Building Your Online Brand

In Uncategorizedby tfwm

Most people will form an opinion about your church before the service ever begins. In fact, they will have already drawn some conclusions about your congregation before they turn into the parking lot. Statistics show that most people check out a church’s website before they check out the church.

This means that getting your neighbor’s brother-in-law’s son to create a cheap website for your church is definitely not a wise decision. It is important that your website is a thoughtful and creative expression of the mission, vision, and values of your congregation.

So where should you begin? The most important factor in developing an effective website is to have clear and compelling language that expresses the distinctives your church has to offer.

People make choices based on difference not similarities. There are many things about your church that are the same as other churches – but what is different? What is distinctive? This is what will motivate seekers to become visitors; visitors to become attendees; and attendees to become members.

If you don’t know what your distinctives are, it’s time to do a little work to clearly define the unique assignment God has given your congregation. These distinctives are expressed in terms of your unique ministry niche, style, or message. Is your church program-oriented, relationship-oriented, discipleship-oriented, etc.? Is your worship formal or informal; contemporary or traditional; doctrinal or devotional? Why do people attend your church? What drew them? What keeps them there? Dig deeply to discover what you have to offer that no one else in your community brings to the table.

Once you have defined your distinctives, it is time to develop a graphic identity that reinforces your unique message. This involves the development of a proper logo, color palette, pictures, fonts, and type style, as well as supporting graphics.

At this point, we know what sets you apart and how you will reinforce your distinctives – now it is time to develop content. Begin to list everything you want to incorporate into your site. Do you want to list all your departments and organizations? Will you have an online bookstore? Will you offer online giving (highly recommended)? Will you provide any interactivity to your members for items like calendars, sermon outlines, giving records, etc.? Will you provide streaming media, media clips, or RSS feeds? Will you offer free downloads or charge for them?

Spend some time surfing the web to check out other sites that you like. Examine features, content, mapping, page flow, etc. Once you have this extensive list, begin to focus and prioritize your own content and features, realizing that the more complex the site, the more expensive the site will likely be to create.

The next step is to develop a site map for your website. The site map determines how users will interface with the information on your site. It is important that the information path is as simple and easy to use as possible. Do not approach this process with preconceptions. What works in your head may be complicated on the site. If it isn’t easy to navigate, most people just won’t bother sticking around.

Be sure that in your planning you discuss a content management system. While it is important for your designer to manage the overall look and feel of your site, a content management system allows you to update information without having to pay your designer to do it for you.

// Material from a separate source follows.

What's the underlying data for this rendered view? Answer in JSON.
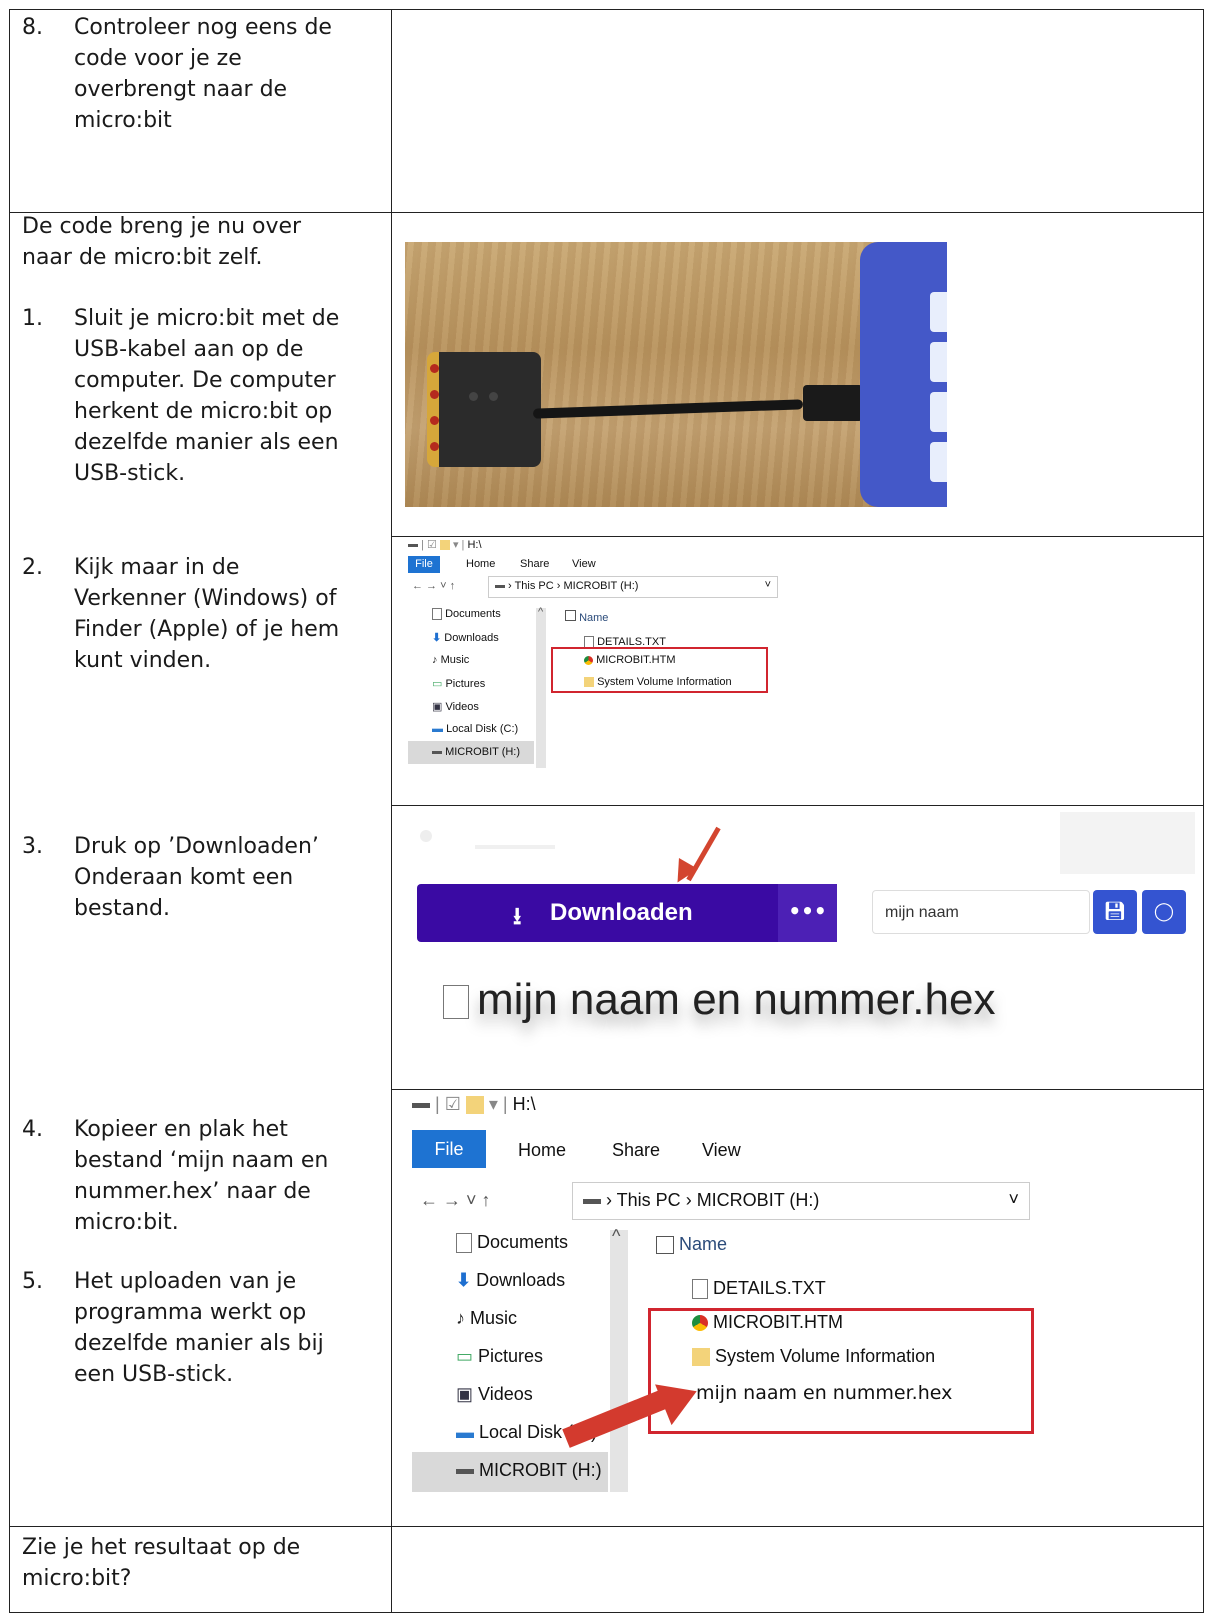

This is quite helpful for managing calendars, special events, uploading media, etc.

Armed with these ingredients, you can now begin to build a website that will both draw newcomers and serve your congregation. When looking for a web design firm, look for one who understands your vision and that has created sites that are similar in scope and style to what you want to create. It is always wise to talk with several firms about their services and prices. Share your research and ask them for their creative input. A good firm should be able to significantly enhance and expand upon your ideas – while still maintaining your distinctive message. If a firm doesn’t bring a creative edge to your site, keep looking.

While a great website alone won’t solve all your branding challenges, it is certainly a critical step in creating a compelling and consistent identity to highlight the unique and incredible opportunity God has given you to eternally impact lives. You have a unique message and your message matters!